The Schwarzman school of philanthropy

Something completely unexpected happened to me this week. As I was sipping my coffee one morning, Steve Schwarzman appeared on television to discuss his philanthropic work, and I suddenly started feeling genuine affection for the co-founder and chief executive of Blackstone, the asset management group.

I should have known better. I am old enough to remember when Mr Schwarzman threw himself a 60th birthday party so ostentatious The New Yorker magazine dubbed him Wall Street's "designated villain". He also failed to raise a smile when he quipped that an Obama administration proposal to raise taxes on private equity investors reminded him of "when Hitler invaded Poland in 1939" (he later apologised for the analogy).

But I felt myself being seduced by this very same Schwarzman and I would argue that my reaction points to an emerging problem for all citizens of the American republic. Our land is replete these days with newly minted plutocrats giving away large sums of money - with the inevitable tax advantages, of course - and that means the rest of us are going to have to work very hard to keep these folks in their proper place.

The danger is that we will start seeing the world through the eyes of our rich benefactors, as I did briefly while Mr Schwarzman was giving his reasons for donating a whopping $150m to his alma mater, Yale University. The money will go to transform an old dining hall and adjoining areas on campus into a high-tech social and cultural hub that will be known as the Schwarzman Center.
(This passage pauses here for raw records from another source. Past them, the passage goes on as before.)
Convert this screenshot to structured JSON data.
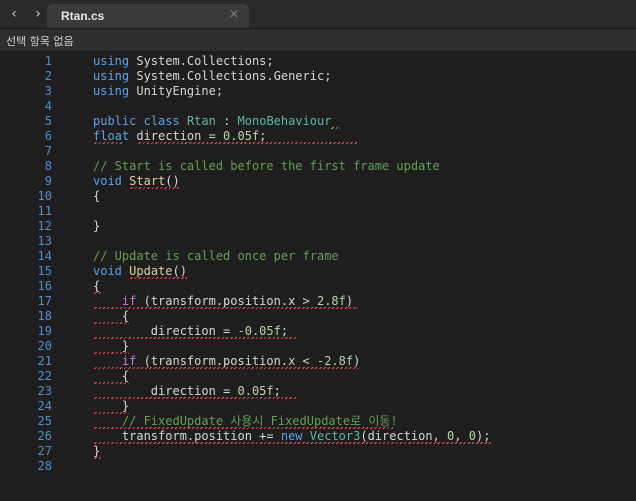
{
  "tab": {
    "title": "Rtan.cs",
    "close_label": "×"
  },
  "breadcrumb": "선택 항목 없음",
  "lines": [
    {
      "number": "1",
      "tokens": [
        {
          "text": "using",
          "kind": "kw"
        },
        {
          "text": " System.Collections;",
          "kind": "plain"
        }
      ]
    },
    {
      "number": "2",
      "tokens": [
        {
          "text": "using",
          "kind": "kw"
        },
        {
          "text": " System.Collections.Generic;",
          "kind": "plain"
        }
      ]
    },
    {
      "number": "3",
      "tokens": [
        {
          "text": "using",
          "kind": "kw"
        },
        {
          "text": " UnityEngine;",
          "kind": "plain"
        }
      ]
    },
    {
      "number": "4",
      "tokens": []
    },
    {
      "number": "5",
      "tokens": [
        {
          "text": "public",
          "kind": "kw"
        },
        {
          "text": " ",
          "kind": "plain"
        },
        {
          "text": "class",
          "kind": "kw"
        },
        {
          "text": " ",
          "kind": "plain"
        },
        {
          "text": "Rtan",
          "kind": "cls"
        },
        {
          "text": " : ",
          "kind": "plain"
        },
        {
          "text": "MonoBehaviour",
          "kind": "cls"
        }
      ]
    },
    {
      "number": "6",
      "tokens": [
        {
          "text": "float",
          "kind": "kw"
        },
        {
          "text": " direction = ",
          "kind": "plain"
        },
        {
          "text": "0.05f",
          "kind": "num"
        },
        {
          "text": ";",
          "kind": "plain"
        }
      ]
    },
    {
      "number": "7",
      "tokens": []
    },
    {
      "number": "8",
      "tokens": [
        {
          "text": "// Start is called before the first frame update",
          "kind": "comment"
        }
      ]
    },
    {
      "number": "9",
      "tokens": [
        {
          "text": "void",
          "kind": "kw"
        },
        {
          "text": " ",
          "kind": "plain"
        },
        {
          "text": "Start",
          "kind": "method"
        },
        {
          "text": "()",
          "kind": "plain"
        }
      ]
    },
    {
      "number": "10",
      "tokens": [
        {
          "text": "{",
          "kind": "plain"
        }
      ]
    },
    {
      "number": "11",
      "tokens": []
    },
    {
      "number": "12",
      "tokens": [
        {
          "text": "}",
          "kind": "plain"
        }
      ]
    },
    {
      "number": "13",
      "tokens": []
    },
    {
      "number": "14",
      "tokens": [
        {
          "text": "// Update is called once per frame",
          "kind": "comment"
        }
      ]
    },
    {
      "number": "15",
      "tokens": [
        {
          "text": "void",
          "kind": "kw"
        },
        {
          "text": " ",
          "kind": "plain"
        },
        {
          "text": "Update",
          "kind": "method"
        },
        {
          "text": "()",
          "kind": "plain"
        }
      ]
    },
    {
      "number": "16",
      "tokens": [
        {
          "text": "{",
          "kind": "plain"
        }
      ]
    },
    {
      "number": "17",
      "tokens": [
        {
          "text": "    ",
          "kind": "plain"
        },
        {
          "text": "if",
          "kind": "kw-purple"
        },
        {
          "text": " (transform.position.x > ",
          "kind": "plain"
        },
        {
          "text": "2.8f",
          "kind": "num"
        },
        {
          "text": ")",
          "kind": "plain"
        }
      ]
    },
    {
      "number": "18",
      "tokens": [
        {
          "text": "    {",
          "kind": "plain"
        }
      ]
    },
    {
      "number": "19",
      "tokens": [
        {
          "text": "        direction = ",
          "kind": "plain"
        },
        {
          "text": "-0.05f",
          "kind": "num"
        },
        {
          "text": ";",
          "kind": "plain"
        }
      ]
    },
    {
      "number": "20",
      "tokens": [
        {
          "text": "    }",
          "kind": "plain"
        }
      ]
    },
    {
      "number": "21",
      "tokens": [
        {
          "text": "    ",
          "kind": "plain"
        },
        {
          "text": "if",
          "kind": "kw-purple"
        },
        {
          "text": " (transform.position.x < ",
          "kind": "plain"
        },
        {
          "text": "-2.8f",
          "kind": "num"
        },
        {
          "text": ")",
          "kind": "plain"
        }
      ]
    },
    {
      "number": "22",
      "tokens": [
        {
          "text": "    {",
          "kind": "plain"
        }
      ]
    },
    {
      "number": "23",
      "tokens": [
        {
          "text": "        direction = ",
          "kind": "plain"
        },
        {
          "text": "0.05f",
          "kind": "num"
        },
        {
          "text": ";",
          "kind": "plain"
        }
      ]
    },
    {
      "number": "24",
      "tokens": [
        {
          "text": "    }",
          "kind": "plain"
        }
      ]
    },
    {
      "number": "25",
      "tokens": [
        {
          "text": "    ",
          "kind": "plain"
        },
        {
          "text": "// FixedUpdate 사용시 FixedUpdate로 이동!",
          "kind": "comment"
        }
      ]
    },
    {
      "number": "26",
      "tokens": [
        {
          "text": "    transform.position += ",
          "kind": "plain"
        },
        {
          "text": "new",
          "kind": "kw"
        },
        {
          "text": " ",
          "kind": "plain"
        },
        {
          "text": "Vector3",
          "kind": "cls"
        },
        {
          "text": "(direction, ",
          "kind": "plain"
        },
        {
          "text": "0",
          "kind": "num"
        },
        {
          "text": ", ",
          "kind": "plain"
        },
        {
          "text": "0",
          "kind": "num"
        },
        {
          "text": ");",
          "kind": "plain"
        }
      ]
    },
    {
      "number": "27",
      "tokens": [
        {
          "text": "}",
          "kind": "plain"
        }
      ]
    },
    {
      "number": "28",
      "tokens": []
    }
  ]
}
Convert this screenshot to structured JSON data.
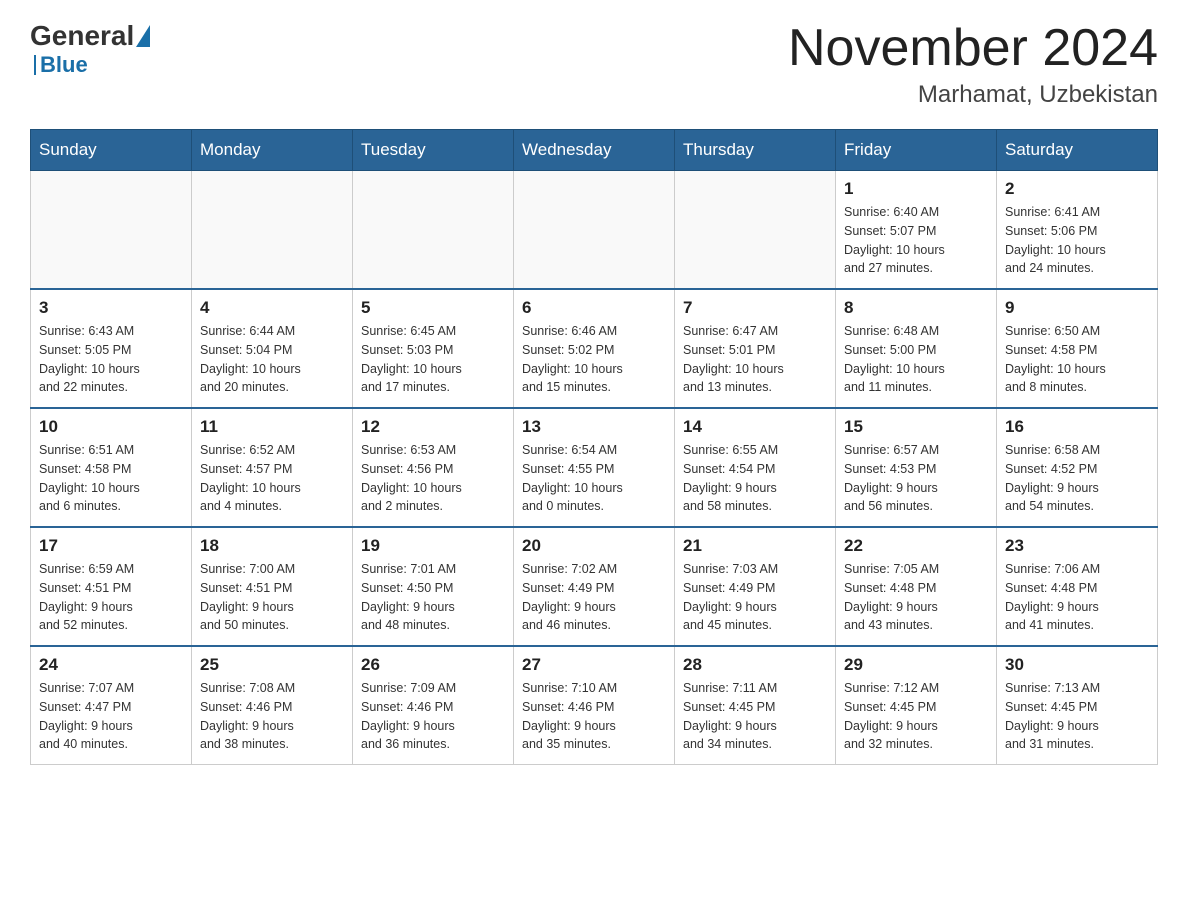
{
  "header": {
    "logo_general": "General",
    "logo_blue": "Blue",
    "month_title": "November 2024",
    "location": "Marhamat, Uzbekistan"
  },
  "weekdays": [
    "Sunday",
    "Monday",
    "Tuesday",
    "Wednesday",
    "Thursday",
    "Friday",
    "Saturday"
  ],
  "weeks": [
    [
      {
        "day": "",
        "info": ""
      },
      {
        "day": "",
        "info": ""
      },
      {
        "day": "",
        "info": ""
      },
      {
        "day": "",
        "info": ""
      },
      {
        "day": "",
        "info": ""
      },
      {
        "day": "1",
        "info": "Sunrise: 6:40 AM\nSunset: 5:07 PM\nDaylight: 10 hours\nand 27 minutes."
      },
      {
        "day": "2",
        "info": "Sunrise: 6:41 AM\nSunset: 5:06 PM\nDaylight: 10 hours\nand 24 minutes."
      }
    ],
    [
      {
        "day": "3",
        "info": "Sunrise: 6:43 AM\nSunset: 5:05 PM\nDaylight: 10 hours\nand 22 minutes."
      },
      {
        "day": "4",
        "info": "Sunrise: 6:44 AM\nSunset: 5:04 PM\nDaylight: 10 hours\nand 20 minutes."
      },
      {
        "day": "5",
        "info": "Sunrise: 6:45 AM\nSunset: 5:03 PM\nDaylight: 10 hours\nand 17 minutes."
      },
      {
        "day": "6",
        "info": "Sunrise: 6:46 AM\nSunset: 5:02 PM\nDaylight: 10 hours\nand 15 minutes."
      },
      {
        "day": "7",
        "info": "Sunrise: 6:47 AM\nSunset: 5:01 PM\nDaylight: 10 hours\nand 13 minutes."
      },
      {
        "day": "8",
        "info": "Sunrise: 6:48 AM\nSunset: 5:00 PM\nDaylight: 10 hours\nand 11 minutes."
      },
      {
        "day": "9",
        "info": "Sunrise: 6:50 AM\nSunset: 4:58 PM\nDaylight: 10 hours\nand 8 minutes."
      }
    ],
    [
      {
        "day": "10",
        "info": "Sunrise: 6:51 AM\nSunset: 4:58 PM\nDaylight: 10 hours\nand 6 minutes."
      },
      {
        "day": "11",
        "info": "Sunrise: 6:52 AM\nSunset: 4:57 PM\nDaylight: 10 hours\nand 4 minutes."
      },
      {
        "day": "12",
        "info": "Sunrise: 6:53 AM\nSunset: 4:56 PM\nDaylight: 10 hours\nand 2 minutes."
      },
      {
        "day": "13",
        "info": "Sunrise: 6:54 AM\nSunset: 4:55 PM\nDaylight: 10 hours\nand 0 minutes."
      },
      {
        "day": "14",
        "info": "Sunrise: 6:55 AM\nSunset: 4:54 PM\nDaylight: 9 hours\nand 58 minutes."
      },
      {
        "day": "15",
        "info": "Sunrise: 6:57 AM\nSunset: 4:53 PM\nDaylight: 9 hours\nand 56 minutes."
      },
      {
        "day": "16",
        "info": "Sunrise: 6:58 AM\nSunset: 4:52 PM\nDaylight: 9 hours\nand 54 minutes."
      }
    ],
    [
      {
        "day": "17",
        "info": "Sunrise: 6:59 AM\nSunset: 4:51 PM\nDaylight: 9 hours\nand 52 minutes."
      },
      {
        "day": "18",
        "info": "Sunrise: 7:00 AM\nSunset: 4:51 PM\nDaylight: 9 hours\nand 50 minutes."
      },
      {
        "day": "19",
        "info": "Sunrise: 7:01 AM\nSunset: 4:50 PM\nDaylight: 9 hours\nand 48 minutes."
      },
      {
        "day": "20",
        "info": "Sunrise: 7:02 AM\nSunset: 4:49 PM\nDaylight: 9 hours\nand 46 minutes."
      },
      {
        "day": "21",
        "info": "Sunrise: 7:03 AM\nSunset: 4:49 PM\nDaylight: 9 hours\nand 45 minutes."
      },
      {
        "day": "22",
        "info": "Sunrise: 7:05 AM\nSunset: 4:48 PM\nDaylight: 9 hours\nand 43 minutes."
      },
      {
        "day": "23",
        "info": "Sunrise: 7:06 AM\nSunset: 4:48 PM\nDaylight: 9 hours\nand 41 minutes."
      }
    ],
    [
      {
        "day": "24",
        "info": "Sunrise: 7:07 AM\nSunset: 4:47 PM\nDaylight: 9 hours\nand 40 minutes."
      },
      {
        "day": "25",
        "info": "Sunrise: 7:08 AM\nSunset: 4:46 PM\nDaylight: 9 hours\nand 38 minutes."
      },
      {
        "day": "26",
        "info": "Sunrise: 7:09 AM\nSunset: 4:46 PM\nDaylight: 9 hours\nand 36 minutes."
      },
      {
        "day": "27",
        "info": "Sunrise: 7:10 AM\nSunset: 4:46 PM\nDaylight: 9 hours\nand 35 minutes."
      },
      {
        "day": "28",
        "info": "Sunrise: 7:11 AM\nSunset: 4:45 PM\nDaylight: 9 hours\nand 34 minutes."
      },
      {
        "day": "29",
        "info": "Sunrise: 7:12 AM\nSunset: 4:45 PM\nDaylight: 9 hours\nand 32 minutes."
      },
      {
        "day": "30",
        "info": "Sunrise: 7:13 AM\nSunset: 4:45 PM\nDaylight: 9 hours\nand 31 minutes."
      }
    ]
  ]
}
Mr Schwarzman's sales pitch moved me because I realised we had a good deal in common, at least in our younger days. We both attended public high schools in the suburbs of big cities - his outside Philadelphia, mine near New York - and we both made our way as teenagers to the alien territory of an Ivy League university (I did my time at preppier-than-thou Princeton after I was rejected by Yale).

As he discussed the loneliness of his early undergraduate days, Mr Schwarzman might as well have been speaking for me. For the first time in his life, he told Bloomberg Television, he found himself in a large place where he knew nary a soul - and that left him with an abiding interest in making his old university stomping grounds welcoming. The Schwarzman Center is intended to make the next Schwarzmans feel right at home while at Yale.

It is a nice thought, and it almost made me forget that there is an under­lying structural problem with philanthropy: the philanthropists. These people are not like everybody else. Some combination of talent, luck and persistence has set them apart from their fellows and that inevitably shapes the way they see the world and act in it.

Only minutes into the Bloomberg interview, Mr Schwarzman proved himself a classic example. Like your humble narrator, Mr Schwarzman failed to gain admission to his first-choice university. He said he really wanted to go to Harvard. But unlike anyone I have ever met, Mr Schwarzman didn't take Harvard's no for an answer. Using a pay phone at his high school, he called Harvard's head of admissions in the hope of changing his mind. Mr Schwarzman compared the experience to "dialling God".

Such was the impression this Pennsylvania teenager made on the Ivy League deity that the official wrote to him many years later to say that Harvard had made a mistake in his case, Mr Schwarzman said. So competitive is he that, even at the moment he was helping Yale, he could not resist telling the world of his standing at Harvard, as well.

The lesson, for me, is that Mr Schwarzman was a force of nature from the start, a doer destined for big things. It makes sense that he is worth more than $13bn, according to Forbes, and that Blackstone is one of the most successful financial companies of our era.

Mr Schwarzman's money will un­doubtedly work wonders at Yale - just as it will for the 100 students from around the world who are set to participate next year in the Schwarzman Scholars programme at China's Tsinghua University and just as it has done for visitors at the New York Public Library's Stephen A Schwarzman Building.

Americans, in turn, should be thankful that Mr Schwarzman and so many other billionaires in this country are so generous. But we should be vigilant, too. These well-heeled folks should be free to do as they please but they should not be allowed to set our national agenda.

The risk for the republic is that the philanthropists will put their names on lovely buildings and finance projects that will be as successful as their investments, and little will be done about the problems that lack easy solutions. The billionaires still need to pay their fair share to the Internal Revenue Service and the people still need to make decisions collectively about policy.

Philanthropy is a very good thing. But philanthropy isn't the same thing as justice. It will take more than the beneficence of our billionaires to cure all that ails us in the US, especially when the benefactors in question struggle in their less generous moments to tell the difference between a tax bill and a blitzkrieg.